Still, a number of frustrating observations remained that did not fit conveniently into this model. Among these was the observation that members of the Ras superfamily share numerous remarkably close structural similarities (1–4). Nowhere is this similarity greater than between the Ras proteins and the highly related Rap proteins. For example, Ras and Rap share nearly identical effector regions, and both can interact with Raf family kinases. Despite this similarity, Ras and Rap proteins perform quite different functions in vivo, with Ras controlling proliferative and survival signaling and Rap regulating cell adhesions, cell junctions, and polarity (21). How are two such similar proteins segregated to respond to such different sets of signals and produce such different responses? Moreover, for some time, it has been known that Ras can, in certain instances, promote apoptosis; and a poorly understood group of tumor suppressor proteins, the Ras association domain family (Rassf), had been identified as RBD-containing putative Ras effectors involved in Ras-induced apoptosis (22). Finally, the intensity and duration of Ras pathway activation (notably that of the ERK pathway) can exert profound effects on cell fate. How can the dynamic range of Ras pathway activation be regulated in situ?

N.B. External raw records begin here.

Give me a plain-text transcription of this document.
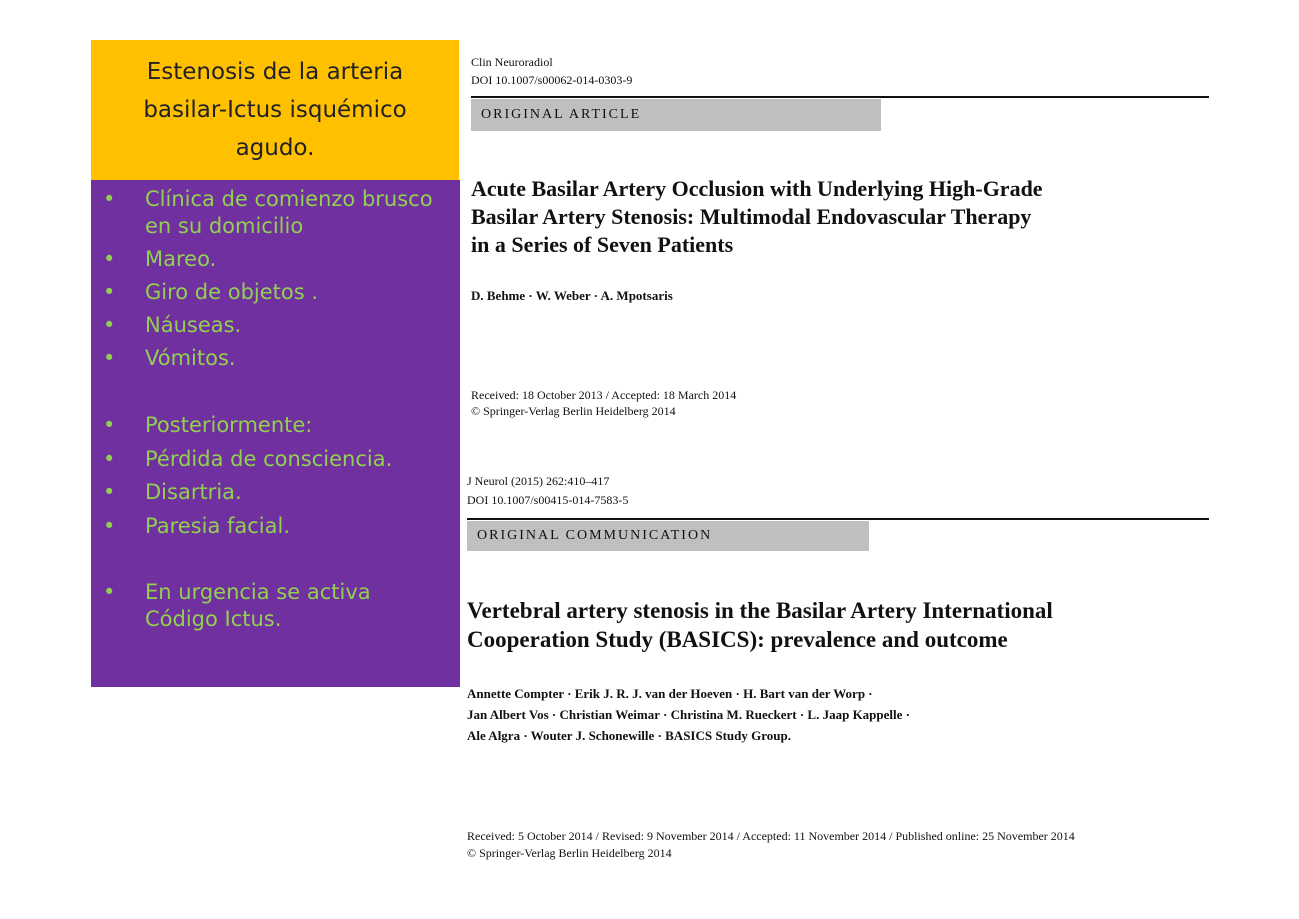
Estenosis de la arteria basilar-Ictus isquémico agudo.
• Clínica de comienzo brusco en su domicilio
• Mareo.
• Giro de objetos .
• Náuseas.
• Vómitos.
• Posteriormente:
• Pérdida de consciencia.
• Disartria.
• Paresia facial.
• En urgencia se activa Código Ictus.
Clin Neuroradiol
DOI 10.1007/s00062-014-0303-9
ORIGINAL ARTICLE
Acute Basilar Artery Occlusion with Underlying High-Grade
Basilar Artery Stenosis: Multimodal Endovascular Therapy
in a Series of Seven Patients
D. Behme · W. Weber · A. Mpotsaris
Received: 18 October 2013 / Accepted: 18 March 2014
© Springer-Verlag Berlin Heidelberg 2014
J Neurol (2015) 262:410–417
DOI 10.1007/s00415-014-7583-5
ORIGINAL COMMUNICATION
Vertebral artery stenosis in the Basilar Artery International
Cooperation Study (BASICS): prevalence and outcome
Annette Compter · Erik J. R. J. van der Hoeven · H. Bart van der Worp ·
Jan Albert Vos · Christian Weimar · Christina M. Rueckert · L. Jaap Kappelle ·
Ale Algra · Wouter J. Schonewille · BASICS Study Group.
Received: 5 October 2014 / Revised: 9 November 2014 / Accepted: 11 November 2014 / Published online: 25 November 2014
© Springer-Verlag Berlin Heidelberg 2014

It is these three important subjects that are discussed in the accompanying minireviews. In our first minireview, “Specificity in Ras and Rap Signaling,” Judith H. Raaijmakers and Johannes L. Bos provide a concise overview of the GEFs and GAPs that target Ras and Rap and how these regulatory proteins help define signaling specificity mediated by Ras and Rap. In our second minireview, “The Rassf Family of Tumor Suppressor Polypeptides,” Joseph Avruch et al. outline recent advances in our understanding of the Rassf Ras-associated tumor suppressors, notably how these proteins link in turn to a conserved pro-apoptotic family of protein kinases, Mst1/2 (mammalian sterile-20-like kinase-1/2). In the final minireview of this series, “Signaling Threshold Regulation by the Ras Effector IMP,” Sharon A. Matheny and Michael A. White discuss IMP (impedes mitogenic signal propagation), an RBD-containing E3 ubiquitin ligase that functions as a rheostat controlling the intensity of activation of the Raf family kinases, a process that may affect cell fate.

It is becoming clear that Ras proteins are part of a complex network of signaling nodes rather than discrete components of linear pathways (2). The complexity of Ras protein regulation and the continuing identification and characterization of Ras targets with novel functions have cast aside old models of signal transduction. Together, these minireviews shed light on emerging areas of Ras research and reveal a new appreciation for the complexity of Ras signaling.